Location
- Country: United States
- State: Oregon
- County: Clackamas County

Physical characteristics
- Source: Rock Lakes
- • location: Mount Hood National Forest, Cascade Range
- • coordinates: 45°08′50″N 121°58′52″W﻿ / ﻿45.14722°N 121.98111°W
- • elevation: 4,373 ft (1,333 m)
- Mouth: Roaring River
- • coordinates: 45°11′01″N 122°03′08″W﻿ / ﻿45.18361°N 122.05222°W
- • elevation: 1,732 ft (528 m)
- Length: 4.6 mi (7.4 km)

National Wild and Scenic River
- Type: Wild
- Designated: March 30, 2009

= South Fork Roaring River =

The South Fork Roaring River is a 4.6 mi tributary of the Roaring River in Clackamas County in the U.S. state of Oregon.
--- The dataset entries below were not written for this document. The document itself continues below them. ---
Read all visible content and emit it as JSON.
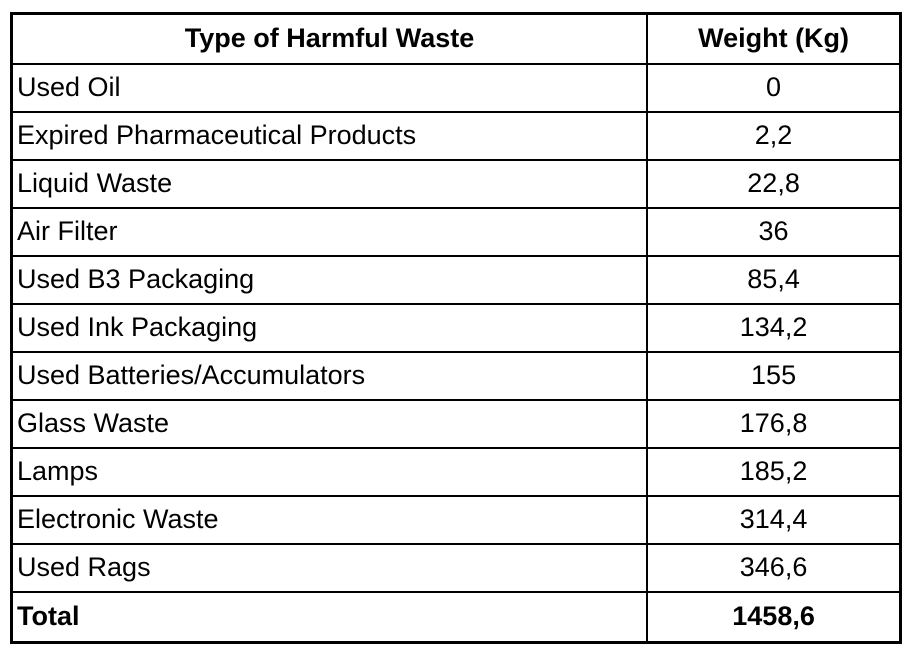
{
  "table": {
    "columns": [
      {
        "label": "Type of Harmful Waste"
      },
      {
        "label": "Weight (Kg)"
      }
    ],
    "rows": [
      {
        "type": "Used Oil",
        "weight": "0"
      },
      {
        "type": "Expired Pharmaceutical Products",
        "weight": "2,2"
      },
      {
        "type": "Liquid Waste",
        "weight": "22,8"
      },
      {
        "type": "Air Filter",
        "weight": "36"
      },
      {
        "type": "Used B3 Packaging",
        "weight": "85,4"
      },
      {
        "type": "Used Ink Packaging",
        "weight": "134,2"
      },
      {
        "type": "Used Batteries/Accumulators",
        "weight": "155"
      },
      {
        "type": "Glass Waste",
        "weight": "176,8"
      },
      {
        "type": "Lamps",
        "weight": "185,2"
      },
      {
        "type": "Electronic Waste",
        "weight": "314,4"
      },
      {
        "type": "Used Rags",
        "weight": "346,6"
      }
    ],
    "total": {
      "label": "Total",
      "weight": "1458,6"
    }
  },
  "chart_data": {
    "type": "table",
    "title": "",
    "columns": [
      "Type of Harmful Waste",
      "Weight (Kg)"
    ],
    "rows": [
      [
        "Used Oil",
        0
      ],
      [
        "Expired Pharmaceutical Products",
        2.2
      ],
      [
        "Liquid Waste",
        22.8
      ],
      [
        "Air Filter",
        36
      ],
      [
        "Used B3 Packaging",
        85.4
      ],
      [
        "Used Ink Packaging",
        134.2
      ],
      [
        "Used Batteries/Accumulators",
        155
      ],
      [
        "Glass Waste",
        176.8
      ],
      [
        "Lamps",
        185.2
      ],
      [
        "Electronic Waste",
        314.4
      ],
      [
        "Used Rags",
        346.6
      ]
    ],
    "total": [
      "Total",
      1458.6
    ],
    "decimal_separator": ","
  },
  "colors": {
    "border": "#000000",
    "text": "#000000",
    "background": "#ffffff"
  }
}
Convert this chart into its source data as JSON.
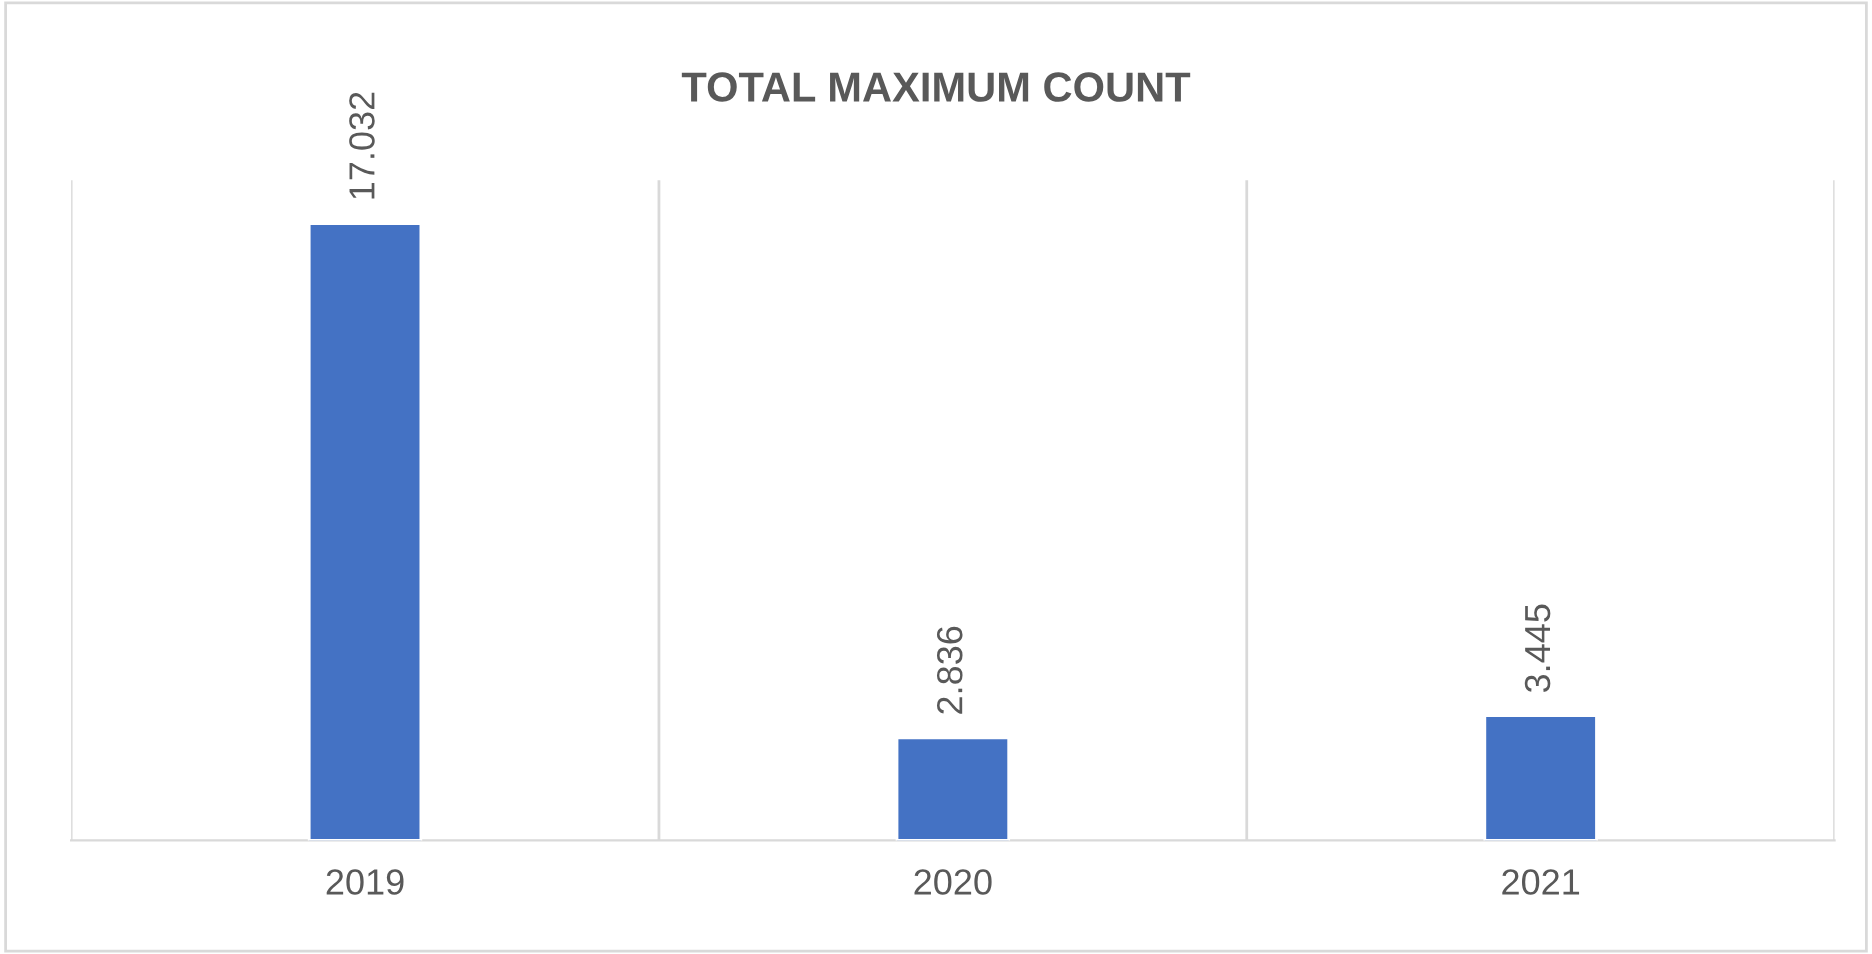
{
  "chart_data": {
    "type": "bar",
    "title": "TOTAL MAXIMUM COUNT",
    "categories": [
      "2019",
      "2020",
      "2021"
    ],
    "values": [
      17.032,
      2.836,
      3.445
    ],
    "color": "#4472c4",
    "data_labels": true,
    "grid": "x",
    "legend": false
  }
}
Beginning at Rock Lakes in the Mount Hood National Forest in the Cascade Range, it flows generally northwest along the base of Indian Ridge to meet the main stem. The South Fork has no named tributaries.

In 2009, the entire river was added to the National Wild and Scenic Rivers System. Designated "wild", its watershed includes old-growth forest, a deeply incised canyon, and many cascades, and provides prime habitat for northern spotted owls.

The watershed is part of the Roaring River Wilderness, a 36500 acre federally protected area also established in 2009. The area is off-limits to commercial logging and mechanized recreation though still open to fishing, camping, hunting, hiking, and many other activities.